Ora, a distanza di tempo, posso sostenere di avere imparato molte cose da lei, come mamma e come persona, nel primo caso posso dire di aver compreso che desiderare qualcosa in maniera spropositata è già un passo per riuscire ad ottenerla, che una gravidanza di nove mesi equivale a quella di una mamma adottiva che aspetta mesi o addirittura anni per riuscire ad avere il suo bambino, non c’è un aumento di pancia, bensì il cuore si colma di affetto e i polmoni si riempiono di aria per gridare al mondo la propria gioia, mia mamma mi ha insegnato che un parto corrisponde ad un certificato di adozione, nel quale si attesta che avrai tra le braccia tuo figlio, in entrambi i casi si provano dolore e paura per qualcosa che potrebbe non andare nel verso giusto, ho anche appreso che comunque prima ancora di essere genitori, uomini o donne, mogli o mariti, siamo persone umane e possiamo sbagliare, i genitori che commettono errori per il troppo amore, alla fine non sbagliano mai totalmente.

Come persona mi ha insegnato la forza, la determinazione nel prefissarsi degli obbiettivi e nel riuscire a raggiungerli. Ma più di tutto mi ha aiutato a comprendere come certe scelte che io consideravo sbagliate, mi abbiano in realtà plasmata e aiutata a diventare ciò che sono ora.

 

IO, FIGLIA SIMBOLICA

Mi sento figlia simbolica della mia maestra delle elementari, Maria Bacchi, un anno fa è stata la mia testimone di nozze, lei ha avuto il dono, di fare emergere, semplicemente, aspetti della mia personalità, del mio carattere, della mia storia, che sarebbero rimasti nascosti, ha lavorato su di me e con me con dolcezza e tenerezza, senza forzature. A lei, da piccola, nelle mie lettere, confidavo i miei problemi, l’ho sempre considerata una presenza costante, un esempio, un modello di donna da seguire, forte. Mi ha insegnato a mettermi in discussione, a non buttare nulla di mio, mi ha insegnato a lavorare con gli altri, sugli altri e per gli altri, ha visto in me il futuro di una donna che aveva la possibilità di mettere a disposizione la propria esperienza, la propria storia. Maria mi ha trasmesso la libertà, il valore che sta alla base della mia concezione della vita, mi ha aiutata a fare emergere la mia visione anticonformista e originale delle cose, la passione per il lavoro che facciamo. Avevo sei anni quando l’ho conosciuta e non passa giorno che auguri ai miei bambini di trovare una Maestra come lei che lo è nel vero senso della parola, non la considero solo insegnante di italiano perché è andata ben oltre, si è dimostrata una Maestra di vita , lei mi ha aiutata a scovare i sentieri che mi avrebbero condotta alla costruzione della mia identità. Sotto la sua guida, avevo inconsapevolmente iniziato a fare ricerca attraverso l’introspezione e relazionandomi con gli altri, studiando il riflesso della mia immagine che loro mi rimandavano. Maria mi ha aiutata a fare affiorare la mia passione per la cultura, per il sapere, per lo studio. Non posso dire di essere stata bravissima a scuola eppure lei mi ha insegnato come sia relativo il concetto di bravo, ciò infatti non significa prendere bei voti, bensì riuscire a sviluppare il proprio tipo di intelligenza, utilizzando la creatività per trovare i percorsi e i legami tra i vari concetti.

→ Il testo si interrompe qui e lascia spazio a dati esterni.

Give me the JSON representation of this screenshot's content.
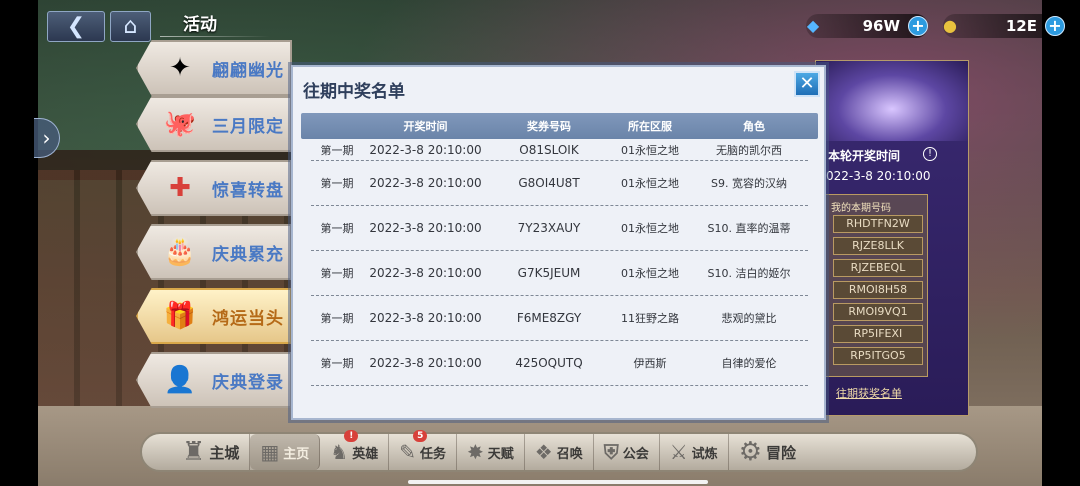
{
  "header": {
    "back_icon": "arrow-left-icon",
    "home_icon": "home-icon",
    "title": "活动"
  },
  "currencies": [
    {
      "name": "gem",
      "icon": "crystal-icon",
      "value": "96W"
    },
    {
      "name": "gold",
      "icon": "coin-icon",
      "value": "12E"
    }
  ],
  "tabs": [
    {
      "label": "翩翩幽光",
      "art": "✦"
    },
    {
      "label": "三月限定",
      "art": "🐙"
    },
    {
      "label": "惊喜转盘",
      "art": "✚"
    },
    {
      "label": "庆典累充",
      "art": "🎂"
    },
    {
      "label": "鸿运当头",
      "art": "🎁"
    },
    {
      "label": "庆典登录",
      "art": "👤"
    }
  ],
  "modal": {
    "title": "往期中奖名单",
    "close_label": "✕",
    "columns": [
      "开奖时间",
      "奖券号码",
      "所在区服",
      "角色"
    ],
    "rows": [
      {
        "period": "第一期",
        "time": "2022-3-8  20:10:00",
        "code": "O81SLOIK",
        "server": "01永恒之地",
        "role": "无脑的凯尔西"
      },
      {
        "period": "第一期",
        "time": "2022-3-8  20:10:00",
        "code": "G8OI4U8T",
        "server": "01永恒之地",
        "role": "S9. 宽容的汉纳"
      },
      {
        "period": "第一期",
        "time": "2022-3-8  20:10:00",
        "code": "7Y23XAUY",
        "server": "01永恒之地",
        "role": "S10. 直率的温蒂"
      },
      {
        "period": "第一期",
        "time": "2022-3-8  20:10:00",
        "code": "G7K5JEUM",
        "server": "01永恒之地",
        "role": "S10. 洁白的姬尔"
      },
      {
        "period": "第一期",
        "time": "2022-3-8  20:10:00",
        "code": "F6ME8ZGY",
        "server": "11狂野之路",
        "role": "悲观的黛比"
      },
      {
        "period": "第一期",
        "time": "2022-3-8  20:10:00",
        "code": "425OQUTQ",
        "server": "伊西斯",
        "role": "自律的爱伦"
      }
    ]
  },
  "right_panel": {
    "draw_time_title": "本轮开奖时间",
    "draw_time": "022-3-8  20:10:00",
    "my_codes_title": "我的本期号码",
    "codes": [
      "RHDTFN2W",
      "RJZE8LLK",
      "RJZEBEQL",
      "RMOI8H58",
      "RMOI9VQ1",
      "RP5IFEXI",
      "RP5ITGO5"
    ],
    "history_link": "往期获奖名单"
  },
  "bottom_nav": [
    {
      "label": "主城",
      "icon": "castle-icon",
      "badge": ""
    },
    {
      "label": "主页",
      "icon": "homepage-icon",
      "badge": ""
    },
    {
      "label": "英雄",
      "icon": "hero-icon",
      "badge": "!"
    },
    {
      "label": "任务",
      "icon": "quest-icon",
      "badge": "5"
    },
    {
      "label": "天赋",
      "icon": "talent-icon",
      "badge": ""
    },
    {
      "label": "召唤",
      "icon": "summon-icon",
      "badge": ""
    },
    {
      "label": "公会",
      "icon": "guild-icon",
      "badge": ""
    },
    {
      "label": "试炼",
      "icon": "trial-icon",
      "badge": ""
    },
    {
      "label": "冒险",
      "icon": "adventure-icon",
      "badge": ""
    }
  ]
}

Infine Maria mi ha aiutata a concepire una vita senza confini e categorizzazioni, nella quale amare significa semplicemente rispettare l’altro e i suoi spazi, rimanendo onesti e disponibili, mi ha fatto capire che insegnare è interessarsi soprattutto alla vita, alla storia del bambino, al non doverlo per forza categorizzare, ma soffermandomi su ciò che c’è di spontaneo, naturale e indipendente.

Il nostro rapporto era quello che alunna e maestra, la differenza di età, di vita di esperienze, non ha fanno fatto altro che unirci nel tempo ed ora siamo diventate amiche e considero questo rapporto una delle cose più importanti e preziose della mia vita.

[…]

Mi sento un po’ figlia simbolica di Massimo, mio marito, perché mi dedica la stessa attenzione e la stessa cura che un genitore dedica ad un bambino, mi sostiene in ogni attività che decido di intraprendere e questo mi dà una grande forza e un gran coraggio. Massimo è la mia fonte di fiducia e protezione, non esistono no nel nostro rapporto, percepisce il mio bisogno di essere, di esplorare, di curiosare e di scoprire la vita. Non mi ha mai impedito di camminare lungo i sentieri dell’ esistenza, anzi mi affianca passo dopo passo senza esitare. Non è fortuna di tutti trovare un uomo che ama la tua libertà, tanto quanto ama te. Egli mi sente speciale e mi aiuta a rincorrere e a fare emergere le mie peculiarità, sente la forza del nostro rapporto e il legame indissolubile che nel tempo abbiamo costruito e come me è consapevole che nonostante le esperienze della vita ti possano cambiare, nonostante ci si possa perdere, si possano avere altri interessi o si debbano affrontare difficili sfide, ci si può sempre ritrovare e anche se così non fosse, considererò sempre questo rapporto come il più forte e profondo che abbia mai avuto.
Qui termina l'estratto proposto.